Hors médias mainstream, l'Ardéchois fait circuler ses livres et son idéologie

Anaïs Voy-Gillis, Madame Industrie

Anaïs Voy-Gillis a un pied dans le monde de l’entreprise et un autre dans le public. Docteure en géographie de l’Institut français de géopolitique et chercheuse associée à l’IAE de Poitiers, sa thèse portait sur la réindustrialisation à un moment où le sujet n’était pas en vogue. Aujourd’hui, la coauteure de Vers la renaissance industrielle interroge la politique menée par Emmanuel Macron et par l’Europe. À 30 ans, elle fut invitée à s’exprimer à l’Assemblée nationale devant la commission d’enquête sur la réindustrialisation. "Il va falloir remettre tout à plat et avoir le courage de le faire, a-t-elle déclaré. Et pour cela il va falloir redéfinir un projet de société dans le cadre duquel l’industrie s’inscrit." Pour ne pas s’en tenir à commenter le travail des autres, Anaïs Voy-Gillis a travaillé comme directrice associée au sein du cabinet June Partners, lequel aide les entreprises industrielles à se réorganiser et accompagne des start-up. Régulièrement invitée dans les médias, elle est chroniqueuse sur Xerfi Canal. Ses thèmes de prédilection ? La perte de souveraineté sanitaire de la France ou encore l’industrie verte.

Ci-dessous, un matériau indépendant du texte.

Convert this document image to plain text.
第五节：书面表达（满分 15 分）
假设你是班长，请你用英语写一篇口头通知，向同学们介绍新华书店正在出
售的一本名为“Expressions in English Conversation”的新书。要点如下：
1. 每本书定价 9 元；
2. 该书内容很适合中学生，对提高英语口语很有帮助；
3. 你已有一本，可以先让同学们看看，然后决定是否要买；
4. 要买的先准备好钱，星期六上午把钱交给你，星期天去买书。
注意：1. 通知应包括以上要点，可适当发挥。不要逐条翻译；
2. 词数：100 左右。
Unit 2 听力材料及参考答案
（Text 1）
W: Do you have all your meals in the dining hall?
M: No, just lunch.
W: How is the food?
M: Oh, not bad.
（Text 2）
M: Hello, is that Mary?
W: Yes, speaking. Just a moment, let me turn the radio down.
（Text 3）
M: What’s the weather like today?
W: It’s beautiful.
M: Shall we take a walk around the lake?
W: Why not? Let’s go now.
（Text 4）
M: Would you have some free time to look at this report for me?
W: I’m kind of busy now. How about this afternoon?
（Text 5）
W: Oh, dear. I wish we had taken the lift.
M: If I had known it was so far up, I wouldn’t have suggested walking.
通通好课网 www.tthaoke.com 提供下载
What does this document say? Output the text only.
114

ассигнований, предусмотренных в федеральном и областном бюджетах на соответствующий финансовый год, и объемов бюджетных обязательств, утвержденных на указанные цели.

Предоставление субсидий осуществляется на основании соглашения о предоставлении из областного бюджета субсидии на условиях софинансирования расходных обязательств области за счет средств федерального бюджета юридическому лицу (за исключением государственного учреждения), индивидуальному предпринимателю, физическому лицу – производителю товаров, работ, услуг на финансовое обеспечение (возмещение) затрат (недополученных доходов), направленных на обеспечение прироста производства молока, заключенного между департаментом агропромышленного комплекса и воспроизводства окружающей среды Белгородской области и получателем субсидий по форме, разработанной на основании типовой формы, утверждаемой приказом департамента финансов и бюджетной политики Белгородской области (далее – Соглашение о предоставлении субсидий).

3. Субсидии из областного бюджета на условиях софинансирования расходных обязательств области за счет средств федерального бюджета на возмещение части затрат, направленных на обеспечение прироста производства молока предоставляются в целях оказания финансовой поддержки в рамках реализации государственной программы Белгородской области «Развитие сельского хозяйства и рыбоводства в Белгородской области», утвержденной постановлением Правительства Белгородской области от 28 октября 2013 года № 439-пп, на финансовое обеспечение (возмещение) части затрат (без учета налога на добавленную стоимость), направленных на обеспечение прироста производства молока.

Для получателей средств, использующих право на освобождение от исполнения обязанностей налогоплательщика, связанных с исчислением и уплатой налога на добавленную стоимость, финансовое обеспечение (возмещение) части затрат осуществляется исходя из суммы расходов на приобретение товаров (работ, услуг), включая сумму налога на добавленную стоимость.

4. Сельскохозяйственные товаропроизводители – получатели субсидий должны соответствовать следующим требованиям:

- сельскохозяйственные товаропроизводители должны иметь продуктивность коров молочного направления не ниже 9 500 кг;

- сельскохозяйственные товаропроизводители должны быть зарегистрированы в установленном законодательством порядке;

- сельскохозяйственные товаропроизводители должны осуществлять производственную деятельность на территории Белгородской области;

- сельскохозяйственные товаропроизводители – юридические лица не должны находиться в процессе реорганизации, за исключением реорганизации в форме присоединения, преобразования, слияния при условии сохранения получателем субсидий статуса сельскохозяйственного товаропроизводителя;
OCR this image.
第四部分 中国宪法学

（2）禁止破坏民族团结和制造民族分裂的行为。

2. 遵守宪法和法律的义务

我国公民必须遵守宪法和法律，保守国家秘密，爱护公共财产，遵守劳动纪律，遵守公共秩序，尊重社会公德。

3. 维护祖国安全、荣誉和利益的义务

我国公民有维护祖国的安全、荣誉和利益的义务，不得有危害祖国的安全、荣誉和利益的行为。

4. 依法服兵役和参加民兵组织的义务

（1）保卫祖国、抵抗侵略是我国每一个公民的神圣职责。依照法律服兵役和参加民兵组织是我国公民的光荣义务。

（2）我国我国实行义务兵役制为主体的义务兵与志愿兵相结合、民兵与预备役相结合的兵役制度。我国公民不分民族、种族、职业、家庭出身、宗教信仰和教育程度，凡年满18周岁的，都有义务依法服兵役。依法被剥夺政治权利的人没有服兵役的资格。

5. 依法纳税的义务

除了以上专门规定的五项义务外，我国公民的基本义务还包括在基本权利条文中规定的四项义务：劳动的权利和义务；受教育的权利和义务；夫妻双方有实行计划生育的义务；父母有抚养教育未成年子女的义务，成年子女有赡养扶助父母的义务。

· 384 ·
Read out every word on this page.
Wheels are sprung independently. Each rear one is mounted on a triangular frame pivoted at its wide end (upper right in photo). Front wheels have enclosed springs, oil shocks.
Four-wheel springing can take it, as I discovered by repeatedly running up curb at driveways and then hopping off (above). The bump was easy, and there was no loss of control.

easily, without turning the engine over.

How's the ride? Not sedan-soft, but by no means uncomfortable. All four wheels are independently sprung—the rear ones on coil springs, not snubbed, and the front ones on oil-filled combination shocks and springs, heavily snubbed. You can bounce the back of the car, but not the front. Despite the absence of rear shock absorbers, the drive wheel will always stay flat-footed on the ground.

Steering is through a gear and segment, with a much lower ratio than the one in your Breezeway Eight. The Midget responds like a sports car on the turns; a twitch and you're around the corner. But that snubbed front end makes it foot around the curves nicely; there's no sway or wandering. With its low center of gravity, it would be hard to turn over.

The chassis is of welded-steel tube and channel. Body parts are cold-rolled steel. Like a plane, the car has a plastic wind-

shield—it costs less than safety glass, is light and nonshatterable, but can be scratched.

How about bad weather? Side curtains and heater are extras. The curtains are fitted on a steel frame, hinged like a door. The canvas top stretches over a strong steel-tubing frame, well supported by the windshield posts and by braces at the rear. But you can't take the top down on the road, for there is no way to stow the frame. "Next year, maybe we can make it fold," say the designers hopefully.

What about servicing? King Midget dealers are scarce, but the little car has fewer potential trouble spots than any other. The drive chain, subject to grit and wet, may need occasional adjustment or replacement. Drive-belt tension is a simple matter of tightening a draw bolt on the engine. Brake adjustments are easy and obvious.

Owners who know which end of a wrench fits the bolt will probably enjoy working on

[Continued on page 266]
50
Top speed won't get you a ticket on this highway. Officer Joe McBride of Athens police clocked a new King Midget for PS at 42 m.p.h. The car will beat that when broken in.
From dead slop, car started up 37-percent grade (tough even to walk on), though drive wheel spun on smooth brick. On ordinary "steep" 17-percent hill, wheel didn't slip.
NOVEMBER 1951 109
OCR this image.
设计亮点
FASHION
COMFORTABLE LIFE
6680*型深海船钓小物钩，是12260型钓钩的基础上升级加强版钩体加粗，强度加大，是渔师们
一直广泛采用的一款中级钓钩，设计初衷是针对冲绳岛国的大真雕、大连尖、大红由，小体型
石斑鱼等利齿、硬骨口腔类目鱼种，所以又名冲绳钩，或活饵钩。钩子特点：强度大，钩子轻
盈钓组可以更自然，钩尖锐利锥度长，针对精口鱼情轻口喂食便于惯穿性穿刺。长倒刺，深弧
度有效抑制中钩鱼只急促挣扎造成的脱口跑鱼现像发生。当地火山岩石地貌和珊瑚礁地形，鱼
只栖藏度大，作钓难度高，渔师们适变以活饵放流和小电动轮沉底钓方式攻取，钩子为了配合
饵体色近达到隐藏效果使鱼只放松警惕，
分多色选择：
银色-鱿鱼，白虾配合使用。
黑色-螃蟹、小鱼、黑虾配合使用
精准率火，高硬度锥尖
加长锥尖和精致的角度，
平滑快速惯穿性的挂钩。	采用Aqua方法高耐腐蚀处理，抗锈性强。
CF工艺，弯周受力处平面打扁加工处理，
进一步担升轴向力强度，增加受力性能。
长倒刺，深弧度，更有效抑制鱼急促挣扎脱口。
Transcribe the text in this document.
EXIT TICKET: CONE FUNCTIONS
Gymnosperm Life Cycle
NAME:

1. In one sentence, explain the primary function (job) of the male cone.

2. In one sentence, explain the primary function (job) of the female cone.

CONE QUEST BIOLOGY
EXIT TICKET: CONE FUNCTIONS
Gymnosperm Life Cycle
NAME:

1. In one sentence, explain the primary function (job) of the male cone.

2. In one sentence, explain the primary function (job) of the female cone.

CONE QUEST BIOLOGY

Ferghane Azirahi, l’espèce en voie de disparition

En lisant les tribunes de jeunes intellectuels parues dans la presse ou en observant les jeunes pousses à la télévision, force est de constater que la droite identitaire, les écologistes militants ou les tenants du progressisme anglo-saxon sont de plus en plus présents. Les centristes bon teint et les sociaux-démocrates sont toujours en place. Mais un courant de pensée reste sous-représenté : celui des libéraux à l’américaine. Ceux qui croient à la science, au progrès, à la libre entreprise, à l’initiative individuelle. Il existe un boulevard dans lequel Ferghane Azihari s’est engouffré. Il écume les médias où il est souvent seul contre tous, prend position dans de multiples tribunes et a publié Les écologistes contre la modernité, essai remarqué. Le jeune homme au sempiternel nœud papillon peut encore augmenter sa production et sa légitimité. Mais, à 29 ans, il a le temps devant lui et la volonté de continuer à ferrailler.